第4話 プロローグ④
雨は夜まで続いた。
降り続けた大粒の雨が、血で染まった台地を洗い続けていた。
死屍累々たる惨状で、ひと際大きな影が横たわる。
金の羽根が散らばる血だまりの中に、首のない金色の四足獣。
彼女の横たわる血だまりに流れ込む雨水が、川を目指して流れ赤い筋を描く。
水の流れを追うとそこには、金髪の少女の首が無造作に打ち捨てられていた。
真っ暗な森の中、グエンはモービルを走らせる。
雨で濡れ続け、大量の血を失った冷たい体にはほとんど感覚がない。
胸から背中を貫いたままの羽根を抜く気力も体力もなかった。
「俺は勝った! カガリ! 仇は取った! ……けど」
口から溢れる血が言葉を詰まらせる。
細い森の道、気を抜けば森の木々に激突してしまう。ただでさえ暗闇と雨に遮られて視界が悪い。瀕死の戦士は気力を振り絞り、ぼやけていく視界に抵抗していた。
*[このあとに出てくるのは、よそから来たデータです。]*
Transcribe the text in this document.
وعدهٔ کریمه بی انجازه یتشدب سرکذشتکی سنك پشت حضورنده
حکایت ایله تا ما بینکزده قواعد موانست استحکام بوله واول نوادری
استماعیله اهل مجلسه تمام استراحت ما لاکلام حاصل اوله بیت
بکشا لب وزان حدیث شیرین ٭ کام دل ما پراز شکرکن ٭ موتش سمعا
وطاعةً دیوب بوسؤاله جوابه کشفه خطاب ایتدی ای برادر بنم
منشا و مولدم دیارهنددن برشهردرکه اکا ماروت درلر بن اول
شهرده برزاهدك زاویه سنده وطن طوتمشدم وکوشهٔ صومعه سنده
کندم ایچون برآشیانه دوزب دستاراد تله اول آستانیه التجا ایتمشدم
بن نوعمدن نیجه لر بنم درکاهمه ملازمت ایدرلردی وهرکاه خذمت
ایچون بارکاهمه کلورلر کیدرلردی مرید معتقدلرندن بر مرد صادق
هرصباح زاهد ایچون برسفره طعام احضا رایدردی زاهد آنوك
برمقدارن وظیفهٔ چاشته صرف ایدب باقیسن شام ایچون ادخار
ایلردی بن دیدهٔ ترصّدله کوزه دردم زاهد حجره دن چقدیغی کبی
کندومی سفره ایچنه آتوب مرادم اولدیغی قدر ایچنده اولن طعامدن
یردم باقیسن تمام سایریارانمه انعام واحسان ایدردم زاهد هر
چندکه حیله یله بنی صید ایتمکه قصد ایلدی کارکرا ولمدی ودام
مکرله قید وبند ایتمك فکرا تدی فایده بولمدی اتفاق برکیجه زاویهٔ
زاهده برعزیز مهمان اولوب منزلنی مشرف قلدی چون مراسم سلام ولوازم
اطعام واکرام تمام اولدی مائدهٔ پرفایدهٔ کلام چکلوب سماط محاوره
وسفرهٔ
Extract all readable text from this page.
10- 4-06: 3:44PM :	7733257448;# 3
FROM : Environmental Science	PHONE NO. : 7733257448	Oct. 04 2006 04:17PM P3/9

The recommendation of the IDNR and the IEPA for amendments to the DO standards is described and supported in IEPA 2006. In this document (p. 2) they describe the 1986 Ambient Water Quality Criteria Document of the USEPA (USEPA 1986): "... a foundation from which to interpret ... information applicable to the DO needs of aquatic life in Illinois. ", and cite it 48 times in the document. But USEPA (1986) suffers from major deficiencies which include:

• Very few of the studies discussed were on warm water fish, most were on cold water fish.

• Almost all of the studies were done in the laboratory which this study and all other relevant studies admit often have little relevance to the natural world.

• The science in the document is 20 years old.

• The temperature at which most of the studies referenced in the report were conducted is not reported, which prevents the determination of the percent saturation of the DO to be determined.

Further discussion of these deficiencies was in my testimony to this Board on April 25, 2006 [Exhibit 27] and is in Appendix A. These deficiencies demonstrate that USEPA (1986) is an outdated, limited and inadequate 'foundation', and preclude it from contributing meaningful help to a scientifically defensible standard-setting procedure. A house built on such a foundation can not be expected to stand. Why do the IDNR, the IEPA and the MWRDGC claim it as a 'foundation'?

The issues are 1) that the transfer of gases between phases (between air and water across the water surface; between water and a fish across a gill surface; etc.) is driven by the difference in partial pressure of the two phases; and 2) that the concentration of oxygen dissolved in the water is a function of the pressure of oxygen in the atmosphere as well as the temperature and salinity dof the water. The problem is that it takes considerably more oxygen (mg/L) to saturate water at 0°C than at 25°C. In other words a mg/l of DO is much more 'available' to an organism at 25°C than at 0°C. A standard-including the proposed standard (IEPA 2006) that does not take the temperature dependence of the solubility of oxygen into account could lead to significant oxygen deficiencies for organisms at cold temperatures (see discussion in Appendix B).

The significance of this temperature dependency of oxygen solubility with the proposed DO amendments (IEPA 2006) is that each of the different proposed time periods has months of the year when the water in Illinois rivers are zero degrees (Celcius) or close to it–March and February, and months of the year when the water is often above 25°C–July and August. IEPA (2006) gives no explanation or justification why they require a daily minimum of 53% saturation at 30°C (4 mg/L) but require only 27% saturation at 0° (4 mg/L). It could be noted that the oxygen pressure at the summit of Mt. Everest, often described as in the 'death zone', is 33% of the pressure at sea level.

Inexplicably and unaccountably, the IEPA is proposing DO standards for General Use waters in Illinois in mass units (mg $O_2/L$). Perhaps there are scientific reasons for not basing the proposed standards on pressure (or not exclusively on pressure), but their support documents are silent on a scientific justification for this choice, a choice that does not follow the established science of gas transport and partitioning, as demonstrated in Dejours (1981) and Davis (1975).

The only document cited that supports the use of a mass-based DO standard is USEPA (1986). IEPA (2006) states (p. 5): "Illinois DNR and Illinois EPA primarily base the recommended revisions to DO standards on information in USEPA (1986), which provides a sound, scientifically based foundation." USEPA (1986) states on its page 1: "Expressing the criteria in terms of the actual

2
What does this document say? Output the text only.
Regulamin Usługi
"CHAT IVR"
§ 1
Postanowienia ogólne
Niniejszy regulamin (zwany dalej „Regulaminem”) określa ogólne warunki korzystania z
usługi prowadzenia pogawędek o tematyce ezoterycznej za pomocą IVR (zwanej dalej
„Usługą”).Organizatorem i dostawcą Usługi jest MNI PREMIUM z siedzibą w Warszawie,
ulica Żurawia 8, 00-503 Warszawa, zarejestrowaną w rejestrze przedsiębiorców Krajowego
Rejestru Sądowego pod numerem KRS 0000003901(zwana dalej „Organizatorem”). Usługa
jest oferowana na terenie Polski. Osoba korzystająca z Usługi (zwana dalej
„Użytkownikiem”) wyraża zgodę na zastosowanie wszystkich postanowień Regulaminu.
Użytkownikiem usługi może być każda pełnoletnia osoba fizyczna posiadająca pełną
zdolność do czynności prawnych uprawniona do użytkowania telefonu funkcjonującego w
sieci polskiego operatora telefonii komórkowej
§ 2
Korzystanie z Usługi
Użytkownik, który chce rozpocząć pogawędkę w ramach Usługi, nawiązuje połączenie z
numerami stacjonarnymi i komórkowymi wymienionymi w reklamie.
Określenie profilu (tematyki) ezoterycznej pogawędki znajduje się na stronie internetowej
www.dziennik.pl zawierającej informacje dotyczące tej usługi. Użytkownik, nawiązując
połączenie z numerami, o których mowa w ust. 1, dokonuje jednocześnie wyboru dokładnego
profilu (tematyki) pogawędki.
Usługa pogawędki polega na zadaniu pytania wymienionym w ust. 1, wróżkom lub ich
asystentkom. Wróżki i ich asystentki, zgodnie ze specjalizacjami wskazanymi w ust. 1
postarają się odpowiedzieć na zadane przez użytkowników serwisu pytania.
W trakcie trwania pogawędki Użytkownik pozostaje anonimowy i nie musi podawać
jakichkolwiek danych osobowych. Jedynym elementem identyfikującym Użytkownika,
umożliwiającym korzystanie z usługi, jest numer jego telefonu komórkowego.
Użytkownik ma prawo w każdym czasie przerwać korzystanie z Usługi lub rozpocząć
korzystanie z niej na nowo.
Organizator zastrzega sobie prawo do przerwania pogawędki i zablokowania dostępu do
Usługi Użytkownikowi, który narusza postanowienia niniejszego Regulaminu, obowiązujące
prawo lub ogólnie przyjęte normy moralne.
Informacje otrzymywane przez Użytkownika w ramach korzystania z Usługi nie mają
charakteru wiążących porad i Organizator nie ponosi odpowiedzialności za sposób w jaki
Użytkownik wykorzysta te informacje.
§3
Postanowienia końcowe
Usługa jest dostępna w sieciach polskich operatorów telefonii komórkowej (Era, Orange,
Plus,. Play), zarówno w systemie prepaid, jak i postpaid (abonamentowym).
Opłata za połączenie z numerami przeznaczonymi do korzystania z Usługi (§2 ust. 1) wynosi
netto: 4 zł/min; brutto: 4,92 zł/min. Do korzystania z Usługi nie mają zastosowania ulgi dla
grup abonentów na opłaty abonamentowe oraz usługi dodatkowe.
ライトに映し出されては後方に流れていく木の姿が、踊り狂う亡者のように見え、グエンは現実味を失い続けていった。
「くそったれめ」
横目で木々に悪態をつき、グリップを回してモービルを加速させる。
森にこだまする機械的な鼓動音に、グエンはまだ生きていることを実感した。
「俺は生き残った。けど、この勝利に何の意味があるんだ!」
口からこぼれる血。せき込み、涙を流してグエンは叫ぶ。
「もう誰もいないのに! まだエンブラのやつらは大量にいるのに!」
雲の下を抜け、雨が止む。
急に視界が開けた。
森が突如終わり、緩やかな傾斜で登る道の向こうには夜空が覗く。
傷ついた彼はこの地形に見覚えがあった。
(慟哭の淵……。死者の都があるって、伝説の……鏡面街か……なら、いっそ)
50mほど先で道が終わっている。
呆然とモービルを走らせ続けるグエン。
血に濡れた赤い前髪が風で目に入り我に返った。
「! くそっ! くそっ! 今俺が死んで何になるってんだ!」
頭を振って、ブレーキをかける。だが、レバーもペダルもまるで手ごたえがない。
故障かと前輪のブレーキを覗き込んだグエンは絶句する。
「!」
前輪のプレートを挟むブレーキ部分に、肉片のついた金色の髪の毛が絡みついているではないか。前輪を挟んで摩擦で止めるべきパーツの間に、ぬめる肉片が入り込んだせいでまったくブレーキが利かない。
慟哭の淵まで10mを切った。
血と絶望に染まった男は、大きくため息をついて笑う。
「はっ、高貴な化け物の姫さんが、こんな小細工してくるとはね……熱烈じゃないか」
自暴自棄になった彼は、グリップを全力で回した。
加速し崖を跳ぶモービル、慟哭の淵へ飛び込む。
落下していく中、胸ポケットに入っている一房の髪の毛に触れる。
「誰も守れなかった俺でも……カガリの……皆の所へいけるかなあ……」
暗い淵へ落ちて行くモービル。
闇に落ちていくグエンの目には、美しい星空が映っていた。